Tulsa Club Hotel, Exterior

photo by: Photitect

Preservation Magazine, Summer 2019

Art Deco Tulsa Club Comes Back as Luxe Boutique Hotel

For more than 20 years, the old Tulsa Club building sat vacant in the heart of Oklahoma’s second-largest city, an eyesore that symbolized decline and decay. But now the 1927 Art Deco landmark is a sign of renewal, after a $36 million conversion to a 96-room hotel and events venue called the Tulsa Club Hotel.

The 11-story building reopened in late April as part of the Curio Collection by Hilton and is a member of Historic Hotels of America. One of the first buildings designed by noted architect Bruce Goff, its interiors were filled with exuberant zigzag and waterfall–themed plasterwork and tilework. When it opened at 115 East 5th Street, the building housed the city’s Chamber of Commerce and the private Tulsa Club. According to the Tulsa Preservation Commission, it had dormitory rooms on the sixth floor, a men’s lounge on the eighth floor, and additional spaces such as a gym and a barbershop.

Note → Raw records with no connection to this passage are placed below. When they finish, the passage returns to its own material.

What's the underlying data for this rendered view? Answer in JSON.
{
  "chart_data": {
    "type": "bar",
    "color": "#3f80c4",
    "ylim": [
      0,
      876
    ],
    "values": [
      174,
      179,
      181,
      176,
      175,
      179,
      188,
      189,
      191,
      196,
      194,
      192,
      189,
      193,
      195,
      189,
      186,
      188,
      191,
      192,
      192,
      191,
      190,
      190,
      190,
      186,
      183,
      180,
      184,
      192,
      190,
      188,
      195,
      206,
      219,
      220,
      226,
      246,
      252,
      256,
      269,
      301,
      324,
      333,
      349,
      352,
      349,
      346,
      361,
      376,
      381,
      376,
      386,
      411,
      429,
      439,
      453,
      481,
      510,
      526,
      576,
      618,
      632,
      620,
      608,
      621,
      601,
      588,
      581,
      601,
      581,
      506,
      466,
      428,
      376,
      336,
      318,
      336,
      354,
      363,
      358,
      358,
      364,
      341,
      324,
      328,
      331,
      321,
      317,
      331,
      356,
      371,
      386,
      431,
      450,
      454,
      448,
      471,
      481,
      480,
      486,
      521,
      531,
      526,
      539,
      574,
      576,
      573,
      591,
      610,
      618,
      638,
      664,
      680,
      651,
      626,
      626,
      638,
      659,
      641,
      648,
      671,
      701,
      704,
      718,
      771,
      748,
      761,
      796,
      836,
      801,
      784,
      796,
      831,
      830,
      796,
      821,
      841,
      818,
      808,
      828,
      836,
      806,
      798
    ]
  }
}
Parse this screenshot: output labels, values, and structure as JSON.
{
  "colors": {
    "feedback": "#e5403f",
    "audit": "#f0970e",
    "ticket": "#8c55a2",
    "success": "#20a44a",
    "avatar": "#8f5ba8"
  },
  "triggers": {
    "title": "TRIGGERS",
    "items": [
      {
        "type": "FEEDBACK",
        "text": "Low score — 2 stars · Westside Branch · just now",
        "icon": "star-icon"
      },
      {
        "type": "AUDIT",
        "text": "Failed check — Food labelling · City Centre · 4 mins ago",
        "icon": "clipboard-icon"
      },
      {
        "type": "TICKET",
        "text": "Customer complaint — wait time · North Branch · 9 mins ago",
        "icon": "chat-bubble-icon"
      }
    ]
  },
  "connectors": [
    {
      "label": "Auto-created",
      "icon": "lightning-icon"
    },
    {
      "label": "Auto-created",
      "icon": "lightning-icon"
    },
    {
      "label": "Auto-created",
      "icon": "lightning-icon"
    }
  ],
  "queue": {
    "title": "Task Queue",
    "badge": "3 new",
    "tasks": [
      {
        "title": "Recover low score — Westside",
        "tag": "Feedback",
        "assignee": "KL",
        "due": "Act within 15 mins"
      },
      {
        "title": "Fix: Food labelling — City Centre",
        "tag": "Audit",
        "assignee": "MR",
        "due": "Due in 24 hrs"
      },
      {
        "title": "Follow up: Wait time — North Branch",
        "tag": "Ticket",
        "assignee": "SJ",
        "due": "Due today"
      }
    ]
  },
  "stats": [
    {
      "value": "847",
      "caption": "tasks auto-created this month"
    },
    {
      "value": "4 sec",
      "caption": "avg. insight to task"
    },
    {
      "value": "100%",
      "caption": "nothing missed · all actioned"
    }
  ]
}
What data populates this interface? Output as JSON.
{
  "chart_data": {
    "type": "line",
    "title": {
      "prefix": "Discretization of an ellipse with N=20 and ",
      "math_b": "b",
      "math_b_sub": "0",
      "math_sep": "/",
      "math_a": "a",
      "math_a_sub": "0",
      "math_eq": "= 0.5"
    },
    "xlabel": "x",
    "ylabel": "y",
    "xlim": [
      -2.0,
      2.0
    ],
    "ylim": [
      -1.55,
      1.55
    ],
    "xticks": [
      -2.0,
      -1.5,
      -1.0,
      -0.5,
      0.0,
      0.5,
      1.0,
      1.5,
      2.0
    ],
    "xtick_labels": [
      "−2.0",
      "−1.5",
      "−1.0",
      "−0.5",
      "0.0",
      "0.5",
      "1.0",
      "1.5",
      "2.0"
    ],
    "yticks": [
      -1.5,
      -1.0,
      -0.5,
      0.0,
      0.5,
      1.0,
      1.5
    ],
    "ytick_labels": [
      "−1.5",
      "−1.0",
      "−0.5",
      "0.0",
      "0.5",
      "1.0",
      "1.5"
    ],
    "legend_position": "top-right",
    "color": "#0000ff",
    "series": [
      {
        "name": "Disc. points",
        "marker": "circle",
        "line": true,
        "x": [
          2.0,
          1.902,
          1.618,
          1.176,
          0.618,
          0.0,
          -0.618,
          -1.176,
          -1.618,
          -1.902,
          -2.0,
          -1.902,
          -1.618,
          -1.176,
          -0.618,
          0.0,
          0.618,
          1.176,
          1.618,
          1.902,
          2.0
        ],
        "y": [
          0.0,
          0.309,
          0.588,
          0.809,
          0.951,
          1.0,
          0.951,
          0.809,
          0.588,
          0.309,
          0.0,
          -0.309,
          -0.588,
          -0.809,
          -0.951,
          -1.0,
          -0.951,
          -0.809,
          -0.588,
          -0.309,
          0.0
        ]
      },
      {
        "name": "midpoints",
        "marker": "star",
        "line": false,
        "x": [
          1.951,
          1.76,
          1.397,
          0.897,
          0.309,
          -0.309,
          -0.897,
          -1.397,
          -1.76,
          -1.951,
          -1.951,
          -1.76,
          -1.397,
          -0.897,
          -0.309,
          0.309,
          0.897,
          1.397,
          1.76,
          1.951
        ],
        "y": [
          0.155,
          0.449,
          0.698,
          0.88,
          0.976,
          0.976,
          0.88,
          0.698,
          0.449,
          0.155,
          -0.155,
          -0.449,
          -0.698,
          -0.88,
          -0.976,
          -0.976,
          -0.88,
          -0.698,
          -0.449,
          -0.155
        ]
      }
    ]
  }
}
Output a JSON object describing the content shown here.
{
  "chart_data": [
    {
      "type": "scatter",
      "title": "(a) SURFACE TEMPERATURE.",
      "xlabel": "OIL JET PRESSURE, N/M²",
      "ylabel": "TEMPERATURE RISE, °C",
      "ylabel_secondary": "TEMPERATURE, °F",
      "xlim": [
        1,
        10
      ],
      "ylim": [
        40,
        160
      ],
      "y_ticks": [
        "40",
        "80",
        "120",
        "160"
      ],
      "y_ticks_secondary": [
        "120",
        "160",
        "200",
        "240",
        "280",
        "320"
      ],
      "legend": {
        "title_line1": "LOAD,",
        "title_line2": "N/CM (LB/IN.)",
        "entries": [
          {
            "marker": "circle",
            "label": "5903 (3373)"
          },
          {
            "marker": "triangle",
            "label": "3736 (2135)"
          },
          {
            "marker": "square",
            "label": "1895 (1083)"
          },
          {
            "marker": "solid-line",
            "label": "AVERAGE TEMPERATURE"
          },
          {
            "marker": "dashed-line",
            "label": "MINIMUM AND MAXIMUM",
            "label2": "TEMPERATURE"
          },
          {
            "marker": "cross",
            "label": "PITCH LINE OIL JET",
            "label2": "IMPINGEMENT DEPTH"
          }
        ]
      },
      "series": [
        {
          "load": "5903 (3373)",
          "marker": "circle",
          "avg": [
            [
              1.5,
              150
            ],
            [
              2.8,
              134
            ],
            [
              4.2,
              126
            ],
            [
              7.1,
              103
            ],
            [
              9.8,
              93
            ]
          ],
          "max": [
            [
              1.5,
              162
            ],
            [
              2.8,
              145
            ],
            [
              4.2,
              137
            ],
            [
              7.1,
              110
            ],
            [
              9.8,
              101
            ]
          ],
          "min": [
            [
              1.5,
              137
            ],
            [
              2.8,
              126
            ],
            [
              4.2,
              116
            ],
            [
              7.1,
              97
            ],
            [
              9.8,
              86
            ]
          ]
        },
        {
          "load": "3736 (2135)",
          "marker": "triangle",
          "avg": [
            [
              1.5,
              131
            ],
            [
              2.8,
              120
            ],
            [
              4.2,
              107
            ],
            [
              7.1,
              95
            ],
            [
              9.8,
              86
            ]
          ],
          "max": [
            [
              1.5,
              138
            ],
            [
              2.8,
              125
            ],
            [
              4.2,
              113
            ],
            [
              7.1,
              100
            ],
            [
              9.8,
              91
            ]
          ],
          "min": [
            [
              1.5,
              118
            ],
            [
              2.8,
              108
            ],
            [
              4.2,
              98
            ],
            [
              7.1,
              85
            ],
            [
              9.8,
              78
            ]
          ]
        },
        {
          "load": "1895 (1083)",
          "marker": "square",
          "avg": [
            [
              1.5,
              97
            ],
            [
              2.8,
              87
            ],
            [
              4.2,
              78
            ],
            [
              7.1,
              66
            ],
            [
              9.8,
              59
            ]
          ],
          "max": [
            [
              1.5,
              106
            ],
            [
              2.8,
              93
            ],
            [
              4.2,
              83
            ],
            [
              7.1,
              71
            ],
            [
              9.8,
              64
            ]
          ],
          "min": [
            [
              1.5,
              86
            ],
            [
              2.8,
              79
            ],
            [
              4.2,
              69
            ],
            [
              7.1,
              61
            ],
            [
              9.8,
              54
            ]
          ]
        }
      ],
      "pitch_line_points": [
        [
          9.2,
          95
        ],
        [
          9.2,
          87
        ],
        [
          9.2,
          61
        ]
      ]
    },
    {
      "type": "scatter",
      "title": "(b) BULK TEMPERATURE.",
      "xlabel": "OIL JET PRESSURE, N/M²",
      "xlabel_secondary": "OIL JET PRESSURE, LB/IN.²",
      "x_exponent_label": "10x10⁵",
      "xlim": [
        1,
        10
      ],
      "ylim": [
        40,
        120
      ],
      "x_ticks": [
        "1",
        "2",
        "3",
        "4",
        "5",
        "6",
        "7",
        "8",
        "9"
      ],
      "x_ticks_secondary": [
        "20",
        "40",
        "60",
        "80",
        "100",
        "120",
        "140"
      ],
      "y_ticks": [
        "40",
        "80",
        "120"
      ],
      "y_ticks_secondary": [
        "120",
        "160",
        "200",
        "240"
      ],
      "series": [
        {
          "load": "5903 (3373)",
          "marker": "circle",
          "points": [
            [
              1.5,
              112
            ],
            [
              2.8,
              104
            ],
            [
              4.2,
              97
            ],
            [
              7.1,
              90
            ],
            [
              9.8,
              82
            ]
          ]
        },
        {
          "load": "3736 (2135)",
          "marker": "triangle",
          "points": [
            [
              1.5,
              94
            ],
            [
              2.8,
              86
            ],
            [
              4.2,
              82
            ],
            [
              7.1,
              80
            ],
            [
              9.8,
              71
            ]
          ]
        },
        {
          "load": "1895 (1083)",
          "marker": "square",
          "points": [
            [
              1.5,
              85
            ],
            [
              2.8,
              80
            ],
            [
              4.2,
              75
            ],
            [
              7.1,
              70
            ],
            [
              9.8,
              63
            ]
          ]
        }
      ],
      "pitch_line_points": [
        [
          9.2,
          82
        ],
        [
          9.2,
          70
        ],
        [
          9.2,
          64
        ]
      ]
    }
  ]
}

Tulsa Club Hotel, Front Desk

photo by: Photitect

Front Desk of the Tulsa Club Hotel, which is part of the Historic Hotels of America program.

The club grew so much that it took over the entire space by the early 1950s, but membership eventually diminished, and it closed in 1994. Goff’s building remained vacant for the next two decades, during which it was vandalized, occupied by squatters, and damaged by multiple fires.

“The building opened in the Roaring ’20s, when Tulsa was the oil capital of the world,” says Warren Ross of the Ross Group, which served as developer and builder for the rehabilitation. Tulsa’s Lilly Architects led the project, which was partially funded through state and federal historic tax credits. While many of the original interior details were too far gone to be saved, some were restored, such as the terrazzo and hardwood floors, a mosaic tile fireplace on the eighth floor, and marble detailing.